With the very high cost of university education, apprenticeships are seen as a vital second route for people seeking to learn the skills needed for today’s workforce.
The Conservative government, and indeed the Coalition government before it, were keen backers of apprenticeships as a way to boost the numbers of skilled workers in the country.
It comes after a recent report from the Recruitment and Employment Confederation revealed that UK businesses are struggling to fill vacancies.
Positions such as engineers, IT specialists, care workers and accountants, are struggling to find the appropriate personnel.
According to Microsoft, the ESFA’s apprenticeship service is now live and runs entirely on Azure.

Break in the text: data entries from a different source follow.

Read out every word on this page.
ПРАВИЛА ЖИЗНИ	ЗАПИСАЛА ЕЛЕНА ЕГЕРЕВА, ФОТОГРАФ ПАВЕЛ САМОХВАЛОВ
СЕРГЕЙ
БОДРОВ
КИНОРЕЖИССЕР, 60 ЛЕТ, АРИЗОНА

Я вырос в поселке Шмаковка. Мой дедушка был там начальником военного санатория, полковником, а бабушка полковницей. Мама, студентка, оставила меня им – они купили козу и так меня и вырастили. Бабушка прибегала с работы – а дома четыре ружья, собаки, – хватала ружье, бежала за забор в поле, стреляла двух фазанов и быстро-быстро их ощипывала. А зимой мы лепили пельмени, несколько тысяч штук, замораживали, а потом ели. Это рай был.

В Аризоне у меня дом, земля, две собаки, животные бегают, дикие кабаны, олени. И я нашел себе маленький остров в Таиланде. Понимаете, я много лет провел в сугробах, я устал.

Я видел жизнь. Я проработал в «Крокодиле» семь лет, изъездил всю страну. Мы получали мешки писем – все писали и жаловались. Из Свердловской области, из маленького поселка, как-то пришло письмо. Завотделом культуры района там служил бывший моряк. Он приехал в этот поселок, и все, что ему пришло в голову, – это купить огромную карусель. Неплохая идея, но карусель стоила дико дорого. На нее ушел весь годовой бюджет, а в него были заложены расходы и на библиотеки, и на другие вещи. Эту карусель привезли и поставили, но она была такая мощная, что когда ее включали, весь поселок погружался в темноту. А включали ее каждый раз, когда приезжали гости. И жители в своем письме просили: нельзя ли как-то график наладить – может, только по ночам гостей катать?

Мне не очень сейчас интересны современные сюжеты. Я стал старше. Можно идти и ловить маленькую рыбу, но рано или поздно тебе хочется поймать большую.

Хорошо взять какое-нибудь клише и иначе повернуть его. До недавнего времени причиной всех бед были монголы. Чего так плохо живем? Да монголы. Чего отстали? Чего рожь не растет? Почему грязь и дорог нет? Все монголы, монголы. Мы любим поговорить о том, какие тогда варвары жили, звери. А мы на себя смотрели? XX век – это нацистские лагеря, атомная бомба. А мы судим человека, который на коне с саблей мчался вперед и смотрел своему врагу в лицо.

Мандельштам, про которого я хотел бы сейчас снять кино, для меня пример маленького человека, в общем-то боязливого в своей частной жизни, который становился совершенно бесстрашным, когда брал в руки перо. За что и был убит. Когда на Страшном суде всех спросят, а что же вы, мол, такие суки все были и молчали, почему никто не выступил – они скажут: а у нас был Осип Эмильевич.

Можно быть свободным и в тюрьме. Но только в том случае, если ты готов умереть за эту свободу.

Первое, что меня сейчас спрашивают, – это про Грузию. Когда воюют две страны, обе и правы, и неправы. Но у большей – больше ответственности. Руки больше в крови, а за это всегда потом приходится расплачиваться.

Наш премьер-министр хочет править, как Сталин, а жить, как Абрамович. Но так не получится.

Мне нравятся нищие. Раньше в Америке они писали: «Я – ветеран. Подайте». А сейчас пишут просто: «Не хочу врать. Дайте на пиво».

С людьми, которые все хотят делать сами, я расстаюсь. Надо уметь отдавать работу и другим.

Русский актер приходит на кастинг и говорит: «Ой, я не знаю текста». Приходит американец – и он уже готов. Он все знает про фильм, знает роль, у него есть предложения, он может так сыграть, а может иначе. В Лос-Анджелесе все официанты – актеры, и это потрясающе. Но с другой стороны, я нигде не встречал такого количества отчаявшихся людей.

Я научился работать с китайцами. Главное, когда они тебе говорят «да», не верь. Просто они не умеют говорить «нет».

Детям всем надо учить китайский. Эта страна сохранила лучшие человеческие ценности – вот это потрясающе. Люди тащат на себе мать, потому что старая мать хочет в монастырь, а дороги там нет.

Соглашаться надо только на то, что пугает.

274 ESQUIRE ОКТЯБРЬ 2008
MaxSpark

“We are delighted that the Department for Education and the Education & Skills Funding agency have chosen to run the apprenticeship service on Azure,” said Derrick McCourt, UK Public Sector General Manager at Microsoft
“Microsoft is proud to be able to help people learn new skills and find apprenticeships in areas they are passionate about, as well as assist companies in finding the right staff,” he added.
It seems that businesses and employees are increasingly exploring the apprenticeship scheme thanks to the Government’s apprenticeship levy. This levy applies to firms with a wage bill of more than £3 million a year will pay 0.5 percent of their payroll into the levy in order to fund three million apprenticeships by 2020.
“The Apprenticeship Levy will … put apprenticeship investment on a sustainable footing and fund growth in the apprenticeship programme,” explained Keith Smith, Director of the Education and Skills Funding Agency. “Employers have told us that they want to be in control of their apprenticeship activities and funding. They want to manage it quickly and easily, so we have designed the apprenticeship service to do just that.”
The way the apprenticeship service works is that businesses can search for the right type of apprenticeship training for their workforce. They can then locate a provider that offers the appropriate training, and set up an account to manage the apprenticeship funding.
The firm can then post vacancies online to find the right candidates and the scheme can manage payments to the training provider.
“We had traditional data centres but needed an innovative cloud-first strategy,” said Smith. “Azure was cost-effective, plus our skills and the skills in our supply chain were aligned with Microsoft. We have found that by moving to a public cloud provider and working in-house with our ‘dev-ops’, we have achieved a 30 percent to 40 percent return on investment, which is significant for us in driving efficiency and value for money in the public sector.”
It was in January this year that Microsoft promised to train 30,000 public servants with cloud technology skills that will allow them to deliver better digital services.
Microsoft also launched its own apprenticeship programme in 2010 to give young people a vital first step in their ICT careers.
To date, it has placed more than 7,000 apprentices, with many of them going on to secure responsible, productive roles in their chosen businesses.